With anorexia, the excuse of being too tired became an easy cop-out.

However, when I started to step outside my shell and interact with others, I finally realized how selfish anorexia was and how it had restrained me to my own head.

Although it is very hard to break out of the routine of saying “no” when a friend calls me up to grab some coffee, it is these spontaneous drives and 6:00 cookie dates that bring a smile to my face. These memories help me remember I have a future completely free from anorexia.

Saying “I can” and “I will” instead of “I can’t” and “I shouldn’t” has allowed me to partake activities I had only ever dreamed of doing.

By continuously challenging my thoughts, I see each day as an opportunity for growth.

Breaking the mental barrier of needing to please everybody and living up to imagined expectations is another ongoing process. A friend recently told me: “Who cares if they don’t like you…don’t conform to anybody. Stay honest and true to yourself.” As I continue to abide by these words, I have been discovering who I am, what my core values are, and what I enjoy doing.

This is what I believe full recovery means: to break the mental and emotional barriers we have built through the years of isolation with our illnesses.

We reclaim our lives in claiming control over the illness, refusing to be a victim, and refusing to give into its whims.

There’s not going to be enough time to do all the things we want to do.
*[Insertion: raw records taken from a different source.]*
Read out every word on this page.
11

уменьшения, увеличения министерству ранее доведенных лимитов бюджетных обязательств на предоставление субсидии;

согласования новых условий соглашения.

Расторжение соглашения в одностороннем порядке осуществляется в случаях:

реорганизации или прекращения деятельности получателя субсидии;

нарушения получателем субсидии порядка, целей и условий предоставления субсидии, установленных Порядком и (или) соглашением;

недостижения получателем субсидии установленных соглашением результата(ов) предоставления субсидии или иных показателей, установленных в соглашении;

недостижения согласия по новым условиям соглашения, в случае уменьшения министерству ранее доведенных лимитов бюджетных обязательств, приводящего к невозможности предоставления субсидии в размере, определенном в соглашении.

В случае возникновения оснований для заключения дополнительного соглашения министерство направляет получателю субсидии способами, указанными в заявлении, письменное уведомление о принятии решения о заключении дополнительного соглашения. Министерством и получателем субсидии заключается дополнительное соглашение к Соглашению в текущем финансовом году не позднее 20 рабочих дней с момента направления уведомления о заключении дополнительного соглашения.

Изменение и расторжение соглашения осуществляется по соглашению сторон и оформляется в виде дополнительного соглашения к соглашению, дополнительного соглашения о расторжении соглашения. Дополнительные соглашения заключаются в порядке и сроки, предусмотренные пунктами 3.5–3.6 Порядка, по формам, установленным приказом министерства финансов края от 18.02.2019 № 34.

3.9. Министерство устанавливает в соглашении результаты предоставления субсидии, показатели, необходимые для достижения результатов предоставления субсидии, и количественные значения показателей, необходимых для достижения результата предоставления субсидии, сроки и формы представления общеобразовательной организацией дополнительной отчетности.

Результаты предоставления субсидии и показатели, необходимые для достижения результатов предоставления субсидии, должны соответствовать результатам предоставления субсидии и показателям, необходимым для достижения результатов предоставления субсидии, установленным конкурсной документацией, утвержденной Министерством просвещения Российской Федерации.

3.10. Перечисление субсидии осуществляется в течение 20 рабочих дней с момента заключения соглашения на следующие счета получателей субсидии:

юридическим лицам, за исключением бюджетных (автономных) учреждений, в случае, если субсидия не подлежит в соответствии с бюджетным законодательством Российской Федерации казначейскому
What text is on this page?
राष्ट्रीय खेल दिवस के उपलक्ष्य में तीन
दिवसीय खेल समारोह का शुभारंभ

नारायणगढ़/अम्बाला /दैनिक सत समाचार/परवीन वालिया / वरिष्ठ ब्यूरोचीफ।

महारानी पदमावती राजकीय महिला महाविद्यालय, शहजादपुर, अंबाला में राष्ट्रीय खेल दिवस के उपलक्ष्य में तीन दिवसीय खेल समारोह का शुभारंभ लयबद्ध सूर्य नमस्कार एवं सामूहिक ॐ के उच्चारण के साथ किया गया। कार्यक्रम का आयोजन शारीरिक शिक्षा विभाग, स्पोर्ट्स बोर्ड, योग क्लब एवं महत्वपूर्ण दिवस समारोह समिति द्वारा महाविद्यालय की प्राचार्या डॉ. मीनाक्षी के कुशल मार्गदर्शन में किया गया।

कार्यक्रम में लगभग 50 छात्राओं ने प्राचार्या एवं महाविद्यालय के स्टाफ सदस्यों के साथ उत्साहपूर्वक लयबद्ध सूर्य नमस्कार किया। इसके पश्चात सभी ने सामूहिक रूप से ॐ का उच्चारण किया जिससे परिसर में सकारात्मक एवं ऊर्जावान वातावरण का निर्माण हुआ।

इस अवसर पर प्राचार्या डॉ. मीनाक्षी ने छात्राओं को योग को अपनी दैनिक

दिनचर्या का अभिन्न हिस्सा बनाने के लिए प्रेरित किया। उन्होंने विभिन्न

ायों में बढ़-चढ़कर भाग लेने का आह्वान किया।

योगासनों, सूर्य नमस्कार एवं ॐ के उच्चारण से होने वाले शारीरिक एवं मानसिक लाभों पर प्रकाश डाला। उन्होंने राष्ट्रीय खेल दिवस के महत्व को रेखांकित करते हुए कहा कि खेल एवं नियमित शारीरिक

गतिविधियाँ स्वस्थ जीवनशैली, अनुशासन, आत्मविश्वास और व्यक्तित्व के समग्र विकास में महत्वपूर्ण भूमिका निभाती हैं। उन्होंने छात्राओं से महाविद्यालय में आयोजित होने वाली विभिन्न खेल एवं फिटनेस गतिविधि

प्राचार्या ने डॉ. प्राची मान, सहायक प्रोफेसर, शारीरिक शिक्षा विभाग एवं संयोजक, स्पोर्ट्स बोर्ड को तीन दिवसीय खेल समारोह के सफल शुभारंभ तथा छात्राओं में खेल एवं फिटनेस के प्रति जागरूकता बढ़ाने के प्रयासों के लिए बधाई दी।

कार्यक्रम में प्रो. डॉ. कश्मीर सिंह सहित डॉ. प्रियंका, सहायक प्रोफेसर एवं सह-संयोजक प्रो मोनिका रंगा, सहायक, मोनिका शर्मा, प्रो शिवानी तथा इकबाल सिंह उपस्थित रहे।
We have to prioritize and choose what we want, which is why breaking free from the structured routines and rituals is integral in full recovery.

Breaking free from isolation has allowed me to make friends, connect with people, and be a part of a community.

Shattering fictitious expectations allows me to relax, enjoy each second and wake up each morning with a smile.

My life has endless possibilities I could only dream of holding one day. No longer do I feel constricted by rules and regulations set by my mind.